I wyjaśnia: "Część z nich oczywiście jest uzasadnionych, ale wiele dubluje swoje funkcje, a zadania przez nie realizowane mogą być swobodnie realizowane w ramach ministerstw czy innych urzędów centralnych. Rząd Zjednoczonej Prawicy utworzył w ciągu dwóch kadencji kilkadziesiąt takich jednostek. Po co? To efekt takiej polski pałacowej w latach 2015-2023, każdy minister, ośrodek władzy chciał mieć swoje skarbce, tj. fundusze, agencje, instytuty, aby łatwiej wydawać publiczne pieniądze".

Chwali likwidację jednej jednostki: "Pochwała należy się ministrowi Bodnarowi, który zlikwidował Centrum Cyberbezpieczeństwa, a zadania tam realizowane po prostu włączył do swojego ministerstwa. To ruch w dobrym kierunku".

Neobudżet z 20 funduszami, czyli "nowotwór finansów publicznych"

"Oprócz tego w BGK nadal istnieje równoległy budżet, neo-budżet i 20 funduszy, w których na 2025 rok zaplanowano ogromne wydatki na kwotę ponad 155 mld zł - poza ustawą budżetową, czyli poza kontrolą parlamentu" - pisze dr Dudek. Na to zjawisko używa terminu "nowotwór finansów publicznych", którym posłużył się już w cytowanym wpisie na X.

"Plany finansowe tych funduszy nie są dołączane do ustawy budżetowej.
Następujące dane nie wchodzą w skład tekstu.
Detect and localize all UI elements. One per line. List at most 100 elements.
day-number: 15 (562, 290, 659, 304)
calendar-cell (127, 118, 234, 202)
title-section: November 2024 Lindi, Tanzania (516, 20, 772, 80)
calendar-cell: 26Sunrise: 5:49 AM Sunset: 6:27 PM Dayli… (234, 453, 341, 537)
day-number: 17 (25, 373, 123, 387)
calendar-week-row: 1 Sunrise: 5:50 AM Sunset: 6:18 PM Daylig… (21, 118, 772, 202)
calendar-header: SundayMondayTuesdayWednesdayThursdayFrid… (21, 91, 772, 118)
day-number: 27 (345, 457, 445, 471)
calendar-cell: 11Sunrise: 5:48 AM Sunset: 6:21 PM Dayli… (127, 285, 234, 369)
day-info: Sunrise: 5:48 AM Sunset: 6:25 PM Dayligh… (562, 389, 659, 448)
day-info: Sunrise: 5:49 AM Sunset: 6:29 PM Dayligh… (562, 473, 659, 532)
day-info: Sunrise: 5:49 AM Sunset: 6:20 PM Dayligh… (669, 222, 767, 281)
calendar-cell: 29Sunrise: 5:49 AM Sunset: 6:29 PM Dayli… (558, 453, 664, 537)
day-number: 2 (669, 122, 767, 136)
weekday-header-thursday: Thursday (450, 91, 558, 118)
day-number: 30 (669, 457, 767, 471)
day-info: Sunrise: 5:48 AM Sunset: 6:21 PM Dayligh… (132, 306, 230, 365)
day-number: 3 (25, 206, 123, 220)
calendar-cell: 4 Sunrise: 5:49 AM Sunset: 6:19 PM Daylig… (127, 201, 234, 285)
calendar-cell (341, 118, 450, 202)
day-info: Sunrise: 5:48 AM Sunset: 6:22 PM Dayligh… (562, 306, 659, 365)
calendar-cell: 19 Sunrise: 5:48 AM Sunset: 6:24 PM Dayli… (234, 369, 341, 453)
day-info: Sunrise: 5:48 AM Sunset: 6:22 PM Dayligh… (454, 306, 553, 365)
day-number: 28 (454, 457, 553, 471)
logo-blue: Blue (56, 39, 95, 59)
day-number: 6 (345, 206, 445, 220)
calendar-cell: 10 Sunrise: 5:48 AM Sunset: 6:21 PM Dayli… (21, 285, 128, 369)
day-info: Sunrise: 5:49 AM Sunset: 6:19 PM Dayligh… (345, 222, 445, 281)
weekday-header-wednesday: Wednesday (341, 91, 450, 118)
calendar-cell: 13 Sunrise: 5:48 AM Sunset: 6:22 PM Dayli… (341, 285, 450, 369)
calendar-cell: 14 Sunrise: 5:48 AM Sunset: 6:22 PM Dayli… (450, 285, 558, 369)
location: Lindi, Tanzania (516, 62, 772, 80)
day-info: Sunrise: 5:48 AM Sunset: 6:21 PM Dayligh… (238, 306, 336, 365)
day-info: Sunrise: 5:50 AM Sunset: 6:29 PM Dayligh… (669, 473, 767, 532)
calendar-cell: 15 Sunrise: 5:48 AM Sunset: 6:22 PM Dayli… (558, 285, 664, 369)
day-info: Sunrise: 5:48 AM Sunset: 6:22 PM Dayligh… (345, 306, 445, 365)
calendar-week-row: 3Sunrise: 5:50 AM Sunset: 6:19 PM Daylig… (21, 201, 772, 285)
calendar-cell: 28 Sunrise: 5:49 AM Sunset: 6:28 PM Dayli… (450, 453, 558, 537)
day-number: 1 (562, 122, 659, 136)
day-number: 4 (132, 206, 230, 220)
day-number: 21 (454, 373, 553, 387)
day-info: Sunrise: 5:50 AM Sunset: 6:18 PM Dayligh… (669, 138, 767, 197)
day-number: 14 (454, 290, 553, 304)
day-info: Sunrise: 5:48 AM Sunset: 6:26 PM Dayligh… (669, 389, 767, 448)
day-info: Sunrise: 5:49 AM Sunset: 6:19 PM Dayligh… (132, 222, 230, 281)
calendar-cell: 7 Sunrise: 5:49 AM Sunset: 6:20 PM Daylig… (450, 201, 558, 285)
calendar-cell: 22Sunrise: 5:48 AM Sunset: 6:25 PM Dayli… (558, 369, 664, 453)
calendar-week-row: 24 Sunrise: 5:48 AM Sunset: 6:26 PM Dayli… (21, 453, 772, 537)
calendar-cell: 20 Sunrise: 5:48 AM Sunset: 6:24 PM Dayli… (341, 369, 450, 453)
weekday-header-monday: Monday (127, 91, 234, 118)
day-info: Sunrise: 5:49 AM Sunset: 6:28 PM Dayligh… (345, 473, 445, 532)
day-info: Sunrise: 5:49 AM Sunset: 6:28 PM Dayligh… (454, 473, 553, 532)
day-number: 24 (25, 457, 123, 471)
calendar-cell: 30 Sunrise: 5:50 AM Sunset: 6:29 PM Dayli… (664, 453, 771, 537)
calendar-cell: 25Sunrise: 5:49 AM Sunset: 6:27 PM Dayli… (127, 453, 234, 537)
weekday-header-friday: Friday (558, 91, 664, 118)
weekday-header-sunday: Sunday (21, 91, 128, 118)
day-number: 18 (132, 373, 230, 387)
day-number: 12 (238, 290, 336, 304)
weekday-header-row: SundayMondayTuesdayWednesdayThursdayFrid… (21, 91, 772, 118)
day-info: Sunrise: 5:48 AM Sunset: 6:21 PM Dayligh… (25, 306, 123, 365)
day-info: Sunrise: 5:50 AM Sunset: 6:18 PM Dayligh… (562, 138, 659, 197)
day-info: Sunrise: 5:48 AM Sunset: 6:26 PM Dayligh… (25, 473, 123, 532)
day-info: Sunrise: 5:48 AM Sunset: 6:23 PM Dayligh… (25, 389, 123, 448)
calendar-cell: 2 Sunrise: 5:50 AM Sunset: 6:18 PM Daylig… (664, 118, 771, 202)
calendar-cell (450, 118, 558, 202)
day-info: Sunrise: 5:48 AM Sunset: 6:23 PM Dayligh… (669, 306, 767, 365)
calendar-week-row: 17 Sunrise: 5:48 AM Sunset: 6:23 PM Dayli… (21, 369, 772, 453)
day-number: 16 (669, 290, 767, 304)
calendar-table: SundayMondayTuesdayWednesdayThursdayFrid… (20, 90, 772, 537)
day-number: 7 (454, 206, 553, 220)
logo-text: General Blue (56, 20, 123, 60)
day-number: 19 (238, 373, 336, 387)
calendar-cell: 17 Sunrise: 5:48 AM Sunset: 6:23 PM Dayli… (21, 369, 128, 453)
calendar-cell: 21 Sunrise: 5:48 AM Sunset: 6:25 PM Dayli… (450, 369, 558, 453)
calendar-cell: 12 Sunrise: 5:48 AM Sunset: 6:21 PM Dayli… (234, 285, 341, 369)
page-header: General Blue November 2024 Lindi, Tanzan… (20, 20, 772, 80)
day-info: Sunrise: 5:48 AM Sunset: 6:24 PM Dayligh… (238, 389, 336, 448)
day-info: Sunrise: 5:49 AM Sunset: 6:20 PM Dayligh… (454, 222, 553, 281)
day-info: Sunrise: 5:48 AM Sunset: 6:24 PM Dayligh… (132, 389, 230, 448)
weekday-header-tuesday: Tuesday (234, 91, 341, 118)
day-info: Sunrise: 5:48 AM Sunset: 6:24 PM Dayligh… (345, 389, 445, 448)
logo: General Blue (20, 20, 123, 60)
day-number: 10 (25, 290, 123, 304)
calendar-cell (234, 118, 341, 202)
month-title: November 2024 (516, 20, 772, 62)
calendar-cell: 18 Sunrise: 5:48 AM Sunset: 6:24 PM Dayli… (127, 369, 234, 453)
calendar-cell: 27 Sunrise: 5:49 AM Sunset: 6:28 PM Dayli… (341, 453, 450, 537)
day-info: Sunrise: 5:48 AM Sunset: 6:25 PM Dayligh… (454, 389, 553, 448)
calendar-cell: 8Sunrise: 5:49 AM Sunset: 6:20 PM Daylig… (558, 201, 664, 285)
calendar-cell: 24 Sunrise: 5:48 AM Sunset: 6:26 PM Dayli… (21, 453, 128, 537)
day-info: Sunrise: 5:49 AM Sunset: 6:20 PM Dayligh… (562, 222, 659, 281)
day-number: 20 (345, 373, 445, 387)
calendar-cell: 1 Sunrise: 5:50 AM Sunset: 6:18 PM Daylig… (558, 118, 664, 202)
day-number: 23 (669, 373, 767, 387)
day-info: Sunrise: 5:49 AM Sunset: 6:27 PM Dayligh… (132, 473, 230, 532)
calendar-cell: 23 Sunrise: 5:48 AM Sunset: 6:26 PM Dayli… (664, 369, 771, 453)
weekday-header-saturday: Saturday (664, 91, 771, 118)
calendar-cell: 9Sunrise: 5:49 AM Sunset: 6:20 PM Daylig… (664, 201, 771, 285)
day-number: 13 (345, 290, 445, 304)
Parlament nie zatwierdza więc wydatków i zadłużenia tych funduszy. Fundusze w BGK nie podlegają ustawie o finansach publicznych i rygorom wynikającym z tej ustawy" - wyjaśnia.

"Pozytywne jest tylko to, że rząd zaczął pokazywać plany tych funduszy. Mamy jawność. Nie ma przejrzystości. Wiemy, o ile omijana jest konstytucja. Ten równoległy budżet w BGK, neo-budżet to jest tak samo złe jak neo-KRS czy pseudo-TK" - ocenia prezes Instytutu Finansów Publicznych. "Jawność oznacza, że dane są publicznie dostępne, natomiast przejrzystość zakłada ich klarowne i zrozumiałe przedstawienie. Pokazanie skomplikowanych planów, bez zliczenia deficytu w tych funduszach to nie jest przejrzystość. Pokazywanie deficytu budżetowego bez deficytu w równoległym budżecie to nie jest przejrzystość" - zaznacza.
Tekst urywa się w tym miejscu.